Yeah. Let me just walk down to Best Buy and get myself a GPU with over 24 gigabytes of VRAM (impossible) for less than $3,000 (even more impossible). Then tell me ASi is nothing compared to Nvidia.
Even the A100 for something around $15,000 (edit: used to say $10,000) only goes up to 80 gigabytes of VRAM, but a 192GB Mac Studio goes for under $6,000.
Those figures alone proves Nvidia isn't even competing in the consumer or even the enthusiast space anymore. They know you'll buy their hardware if you really need it, so they aggressively segment the market with VRAM restrictions.
Oops, I remembered it being somewhere near $15k but Google got confused and showed me results for the 40GB instead so I put $10k by mistake. Thanks for the correction.
A100 80GB goes for around $14,000 - $20,000 on eBay and A100 40GB goes for around $4,000 - $6,000. New (not from eBay - from PNY and such), it looks like an 80GB would set you back $18,000 to $26,000 depending on whether you want HBM2 or HBM2e.
Meanwhile you can buy a Mac Studio today without going through a distributor and they're under $6,000 if the only thing you care about is having 192GB of Unified Memory.
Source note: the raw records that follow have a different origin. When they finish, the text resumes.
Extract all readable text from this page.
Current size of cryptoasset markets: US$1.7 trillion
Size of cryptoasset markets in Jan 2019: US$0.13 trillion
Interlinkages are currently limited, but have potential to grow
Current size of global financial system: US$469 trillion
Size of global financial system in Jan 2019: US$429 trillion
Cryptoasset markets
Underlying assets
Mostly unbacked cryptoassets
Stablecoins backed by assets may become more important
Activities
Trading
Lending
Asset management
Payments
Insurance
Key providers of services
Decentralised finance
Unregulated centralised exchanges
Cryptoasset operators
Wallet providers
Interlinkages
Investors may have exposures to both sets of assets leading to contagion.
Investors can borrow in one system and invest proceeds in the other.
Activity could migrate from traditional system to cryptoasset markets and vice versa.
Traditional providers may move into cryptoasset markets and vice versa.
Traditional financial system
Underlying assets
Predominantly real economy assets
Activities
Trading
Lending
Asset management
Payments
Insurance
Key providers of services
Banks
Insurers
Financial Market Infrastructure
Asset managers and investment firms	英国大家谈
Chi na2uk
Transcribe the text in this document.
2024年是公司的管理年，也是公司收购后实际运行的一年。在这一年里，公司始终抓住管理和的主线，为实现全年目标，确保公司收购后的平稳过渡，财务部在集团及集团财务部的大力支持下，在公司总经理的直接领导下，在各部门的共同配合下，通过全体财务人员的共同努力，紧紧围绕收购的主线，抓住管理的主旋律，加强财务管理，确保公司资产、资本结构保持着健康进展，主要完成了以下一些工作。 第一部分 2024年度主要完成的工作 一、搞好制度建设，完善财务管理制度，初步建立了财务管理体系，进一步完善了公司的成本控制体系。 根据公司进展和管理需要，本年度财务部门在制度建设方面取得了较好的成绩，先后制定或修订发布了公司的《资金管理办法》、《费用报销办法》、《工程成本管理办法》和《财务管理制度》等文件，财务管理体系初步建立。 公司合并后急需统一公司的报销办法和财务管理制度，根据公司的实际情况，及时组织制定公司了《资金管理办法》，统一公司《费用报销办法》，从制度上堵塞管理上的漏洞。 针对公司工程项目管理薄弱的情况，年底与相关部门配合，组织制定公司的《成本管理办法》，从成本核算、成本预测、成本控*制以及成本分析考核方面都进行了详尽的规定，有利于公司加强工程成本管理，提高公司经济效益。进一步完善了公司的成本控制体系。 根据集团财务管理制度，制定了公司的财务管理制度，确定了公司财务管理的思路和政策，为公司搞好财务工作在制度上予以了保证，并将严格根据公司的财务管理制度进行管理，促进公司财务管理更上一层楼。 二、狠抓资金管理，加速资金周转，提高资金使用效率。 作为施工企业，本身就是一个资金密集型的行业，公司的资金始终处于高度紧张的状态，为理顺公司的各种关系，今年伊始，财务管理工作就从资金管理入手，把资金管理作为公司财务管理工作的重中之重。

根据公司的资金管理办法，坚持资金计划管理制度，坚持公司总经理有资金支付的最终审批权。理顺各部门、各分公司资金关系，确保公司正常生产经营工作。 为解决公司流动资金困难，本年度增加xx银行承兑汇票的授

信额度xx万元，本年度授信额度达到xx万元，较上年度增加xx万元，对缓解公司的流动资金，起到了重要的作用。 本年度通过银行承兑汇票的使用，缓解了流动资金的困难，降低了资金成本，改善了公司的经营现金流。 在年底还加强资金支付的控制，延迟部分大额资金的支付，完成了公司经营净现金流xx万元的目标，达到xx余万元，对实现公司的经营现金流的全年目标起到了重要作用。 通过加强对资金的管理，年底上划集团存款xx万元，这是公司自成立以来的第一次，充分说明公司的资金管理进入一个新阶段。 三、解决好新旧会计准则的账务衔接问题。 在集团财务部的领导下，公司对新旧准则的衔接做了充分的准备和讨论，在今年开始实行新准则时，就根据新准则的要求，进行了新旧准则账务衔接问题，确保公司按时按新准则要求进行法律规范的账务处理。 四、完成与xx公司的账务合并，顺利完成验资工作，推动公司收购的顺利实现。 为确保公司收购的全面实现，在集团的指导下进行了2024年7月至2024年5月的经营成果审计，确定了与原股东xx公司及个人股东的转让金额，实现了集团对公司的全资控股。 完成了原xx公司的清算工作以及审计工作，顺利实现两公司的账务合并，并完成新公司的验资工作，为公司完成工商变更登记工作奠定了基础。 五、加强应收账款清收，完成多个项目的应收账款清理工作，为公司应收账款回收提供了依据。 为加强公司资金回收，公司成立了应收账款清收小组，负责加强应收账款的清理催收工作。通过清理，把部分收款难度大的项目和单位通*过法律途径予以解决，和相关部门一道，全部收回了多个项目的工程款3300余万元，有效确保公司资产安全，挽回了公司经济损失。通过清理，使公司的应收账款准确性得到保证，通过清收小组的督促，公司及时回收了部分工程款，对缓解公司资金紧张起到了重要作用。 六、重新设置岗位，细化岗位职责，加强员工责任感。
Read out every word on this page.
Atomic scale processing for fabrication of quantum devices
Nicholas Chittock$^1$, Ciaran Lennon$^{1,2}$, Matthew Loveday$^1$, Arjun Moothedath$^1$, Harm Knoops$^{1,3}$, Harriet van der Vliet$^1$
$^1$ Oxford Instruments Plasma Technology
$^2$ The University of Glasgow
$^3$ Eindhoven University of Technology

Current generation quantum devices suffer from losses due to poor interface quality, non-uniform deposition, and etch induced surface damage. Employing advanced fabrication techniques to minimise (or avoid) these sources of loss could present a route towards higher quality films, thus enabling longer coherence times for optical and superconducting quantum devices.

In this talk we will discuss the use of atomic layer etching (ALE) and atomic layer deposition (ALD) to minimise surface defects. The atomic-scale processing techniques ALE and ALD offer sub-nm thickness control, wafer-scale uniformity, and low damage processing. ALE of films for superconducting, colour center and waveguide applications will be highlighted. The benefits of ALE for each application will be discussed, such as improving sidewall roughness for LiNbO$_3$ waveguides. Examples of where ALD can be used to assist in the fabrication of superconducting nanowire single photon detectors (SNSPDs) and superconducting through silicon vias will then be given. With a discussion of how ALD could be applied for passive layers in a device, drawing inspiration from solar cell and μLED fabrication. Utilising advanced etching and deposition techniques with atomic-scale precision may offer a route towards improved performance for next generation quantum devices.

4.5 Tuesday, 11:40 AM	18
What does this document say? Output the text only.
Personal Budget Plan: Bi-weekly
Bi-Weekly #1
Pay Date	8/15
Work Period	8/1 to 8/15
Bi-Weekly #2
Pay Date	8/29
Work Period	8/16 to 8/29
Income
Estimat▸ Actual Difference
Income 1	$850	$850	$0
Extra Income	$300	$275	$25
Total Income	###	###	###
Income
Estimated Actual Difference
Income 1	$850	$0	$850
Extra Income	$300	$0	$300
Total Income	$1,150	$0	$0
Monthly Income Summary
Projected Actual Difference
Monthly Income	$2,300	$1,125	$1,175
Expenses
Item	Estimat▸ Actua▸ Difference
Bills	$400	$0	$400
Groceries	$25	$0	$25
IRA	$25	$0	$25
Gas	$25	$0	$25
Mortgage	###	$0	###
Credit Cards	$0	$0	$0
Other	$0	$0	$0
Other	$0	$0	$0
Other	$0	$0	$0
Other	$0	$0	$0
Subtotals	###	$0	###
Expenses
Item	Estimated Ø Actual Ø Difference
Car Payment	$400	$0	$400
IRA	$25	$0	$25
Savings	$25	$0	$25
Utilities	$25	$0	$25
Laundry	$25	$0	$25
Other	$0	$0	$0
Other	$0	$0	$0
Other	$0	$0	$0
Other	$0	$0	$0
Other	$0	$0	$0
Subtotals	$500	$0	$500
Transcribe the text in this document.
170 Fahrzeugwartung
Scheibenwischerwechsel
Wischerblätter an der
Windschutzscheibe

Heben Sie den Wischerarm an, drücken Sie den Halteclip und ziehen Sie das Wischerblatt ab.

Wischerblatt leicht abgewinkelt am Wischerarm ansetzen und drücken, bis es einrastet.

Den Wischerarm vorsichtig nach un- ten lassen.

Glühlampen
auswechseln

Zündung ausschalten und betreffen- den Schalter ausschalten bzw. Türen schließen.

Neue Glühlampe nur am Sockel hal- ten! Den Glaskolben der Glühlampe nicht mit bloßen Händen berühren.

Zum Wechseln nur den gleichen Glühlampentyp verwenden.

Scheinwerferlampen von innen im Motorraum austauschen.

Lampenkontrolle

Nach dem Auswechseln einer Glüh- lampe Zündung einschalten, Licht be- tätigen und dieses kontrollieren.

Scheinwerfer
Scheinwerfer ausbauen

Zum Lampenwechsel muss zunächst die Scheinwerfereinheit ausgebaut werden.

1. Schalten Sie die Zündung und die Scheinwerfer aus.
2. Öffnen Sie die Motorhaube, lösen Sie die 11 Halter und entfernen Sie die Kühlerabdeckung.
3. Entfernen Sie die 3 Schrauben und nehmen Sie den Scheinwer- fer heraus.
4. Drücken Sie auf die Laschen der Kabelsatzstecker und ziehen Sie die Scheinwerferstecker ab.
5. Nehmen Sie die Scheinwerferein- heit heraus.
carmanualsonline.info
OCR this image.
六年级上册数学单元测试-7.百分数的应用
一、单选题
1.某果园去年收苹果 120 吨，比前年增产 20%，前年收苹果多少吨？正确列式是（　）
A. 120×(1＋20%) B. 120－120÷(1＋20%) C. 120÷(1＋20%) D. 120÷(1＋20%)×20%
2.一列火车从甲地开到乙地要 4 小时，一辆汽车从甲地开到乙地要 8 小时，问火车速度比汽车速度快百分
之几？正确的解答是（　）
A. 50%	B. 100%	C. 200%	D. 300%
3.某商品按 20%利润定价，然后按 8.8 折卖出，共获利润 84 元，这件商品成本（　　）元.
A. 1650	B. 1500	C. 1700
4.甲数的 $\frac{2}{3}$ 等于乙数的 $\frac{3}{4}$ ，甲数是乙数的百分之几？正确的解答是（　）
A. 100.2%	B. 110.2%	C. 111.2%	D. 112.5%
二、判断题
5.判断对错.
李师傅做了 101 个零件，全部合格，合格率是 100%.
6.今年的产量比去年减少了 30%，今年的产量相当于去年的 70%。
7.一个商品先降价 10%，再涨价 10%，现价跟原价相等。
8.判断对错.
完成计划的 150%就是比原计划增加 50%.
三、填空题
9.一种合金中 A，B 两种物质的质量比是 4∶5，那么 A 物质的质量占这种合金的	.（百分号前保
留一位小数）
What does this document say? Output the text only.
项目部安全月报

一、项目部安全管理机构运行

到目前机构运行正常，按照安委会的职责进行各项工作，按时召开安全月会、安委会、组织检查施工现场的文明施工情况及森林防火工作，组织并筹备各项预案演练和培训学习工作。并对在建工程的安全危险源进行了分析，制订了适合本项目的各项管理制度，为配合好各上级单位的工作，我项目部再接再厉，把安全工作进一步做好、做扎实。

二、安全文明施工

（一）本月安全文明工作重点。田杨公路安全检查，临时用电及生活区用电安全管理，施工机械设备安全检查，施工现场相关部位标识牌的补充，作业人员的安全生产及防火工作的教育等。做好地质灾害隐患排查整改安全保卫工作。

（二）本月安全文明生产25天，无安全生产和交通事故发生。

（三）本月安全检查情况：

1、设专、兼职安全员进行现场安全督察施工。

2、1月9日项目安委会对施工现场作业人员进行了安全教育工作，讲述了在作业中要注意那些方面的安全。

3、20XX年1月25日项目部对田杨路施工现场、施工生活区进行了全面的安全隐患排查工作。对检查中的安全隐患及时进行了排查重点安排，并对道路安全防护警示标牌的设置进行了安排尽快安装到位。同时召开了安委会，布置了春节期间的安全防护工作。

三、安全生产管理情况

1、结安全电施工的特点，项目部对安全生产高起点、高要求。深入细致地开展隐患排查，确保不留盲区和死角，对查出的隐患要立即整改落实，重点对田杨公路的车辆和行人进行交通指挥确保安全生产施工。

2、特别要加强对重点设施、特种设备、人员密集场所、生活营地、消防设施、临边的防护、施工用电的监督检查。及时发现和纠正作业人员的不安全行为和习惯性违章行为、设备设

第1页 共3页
And while the memory bandwidth isn't quite as high as the 4090, the M-series chips can run certain models faster anyway, if Apple is to be believed
Even the A100 for something around $15,000 (edit: used to say $10,000) only goes up to 80 gigabytes of VRAM, but a 192GB Mac Studio goes for under $6,000.
Those figures alone proves Nvidia isn't even competing in the consumer or even the enthusiast space anymore. They know you'll buy their hardware if you really need it, so they aggressively segment the market with VRAM restrictions.